I want to get certificates for mail server for used mail subdomain real domain.
So you need something like mail.mydomain.com (with mydomain.com being the actual domain you manage) for the mail server? Or is it mail.subdomain.mydomain.com?
Either case, do you have control over the DNS for mydomain.com or subdomain.mydomain.com? In other words, can you create DNS records in those domains? If you can then try the DNS challenge-response. They will give you a specific name or number record to add to that domain. If they can query that name/number that's the verification.
Or, do you have a web server running on mail.mydomain.com or mail.subdomain.mydomain.com? People often run their web mail on the same server for example. Then doing the http-01 challenge-response might be easier. In that case you need to set up a
/.well-known/acme-challenge directory on that web server and use the
--webroot
option. Certbot will write a random looking file there and Letsencrypt checks if that file exists by accessing the website.

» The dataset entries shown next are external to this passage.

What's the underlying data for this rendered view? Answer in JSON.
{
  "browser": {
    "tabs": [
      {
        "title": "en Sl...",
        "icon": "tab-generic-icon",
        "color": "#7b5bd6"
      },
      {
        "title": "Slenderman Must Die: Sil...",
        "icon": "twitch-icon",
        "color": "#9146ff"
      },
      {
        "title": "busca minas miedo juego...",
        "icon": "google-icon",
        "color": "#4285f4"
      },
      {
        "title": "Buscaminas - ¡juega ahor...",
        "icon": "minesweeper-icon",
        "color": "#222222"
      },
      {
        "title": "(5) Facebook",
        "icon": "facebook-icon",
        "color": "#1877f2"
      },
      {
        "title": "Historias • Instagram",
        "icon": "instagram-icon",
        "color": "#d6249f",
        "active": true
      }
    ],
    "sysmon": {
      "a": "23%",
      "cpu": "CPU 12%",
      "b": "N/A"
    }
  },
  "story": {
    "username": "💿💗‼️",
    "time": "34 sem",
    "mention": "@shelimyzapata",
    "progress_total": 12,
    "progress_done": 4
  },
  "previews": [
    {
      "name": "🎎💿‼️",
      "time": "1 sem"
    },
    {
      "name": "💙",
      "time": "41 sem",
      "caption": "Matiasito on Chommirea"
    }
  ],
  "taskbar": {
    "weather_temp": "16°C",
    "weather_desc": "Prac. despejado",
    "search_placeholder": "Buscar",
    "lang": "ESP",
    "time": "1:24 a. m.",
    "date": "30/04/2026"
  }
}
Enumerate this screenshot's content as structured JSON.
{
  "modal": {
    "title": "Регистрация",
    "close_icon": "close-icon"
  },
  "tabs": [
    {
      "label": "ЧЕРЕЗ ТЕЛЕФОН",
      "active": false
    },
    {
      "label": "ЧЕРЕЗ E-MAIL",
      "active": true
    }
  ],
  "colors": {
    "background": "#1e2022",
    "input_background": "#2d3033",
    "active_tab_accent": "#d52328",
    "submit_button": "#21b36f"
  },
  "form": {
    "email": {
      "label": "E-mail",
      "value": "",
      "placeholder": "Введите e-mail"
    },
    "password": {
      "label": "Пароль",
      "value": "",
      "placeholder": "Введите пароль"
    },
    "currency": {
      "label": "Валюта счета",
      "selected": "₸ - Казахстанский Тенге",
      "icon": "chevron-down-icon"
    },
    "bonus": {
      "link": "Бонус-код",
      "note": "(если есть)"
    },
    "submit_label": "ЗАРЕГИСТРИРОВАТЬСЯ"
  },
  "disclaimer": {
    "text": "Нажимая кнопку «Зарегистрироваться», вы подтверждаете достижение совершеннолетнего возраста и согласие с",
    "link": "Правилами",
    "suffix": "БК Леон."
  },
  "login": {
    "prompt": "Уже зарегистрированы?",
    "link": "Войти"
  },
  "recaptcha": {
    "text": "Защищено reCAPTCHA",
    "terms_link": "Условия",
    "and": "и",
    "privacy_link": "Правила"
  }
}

If you have neither of those things you can run certbot in the 'standalone' mode. It will, temporarily, create the webserver on its own, you do need to allow access from the internet as that's how Letsencrypt does the verification.
I personally use the http-01 challenge-response as that was the easiest to set up for me. I already had a HAProxy up and running so it was fairly easy to add that
/.well-known/acme-challenge directory to it and redirect it to a local webserver. I should probably write this down some day, it would make a nice how-to.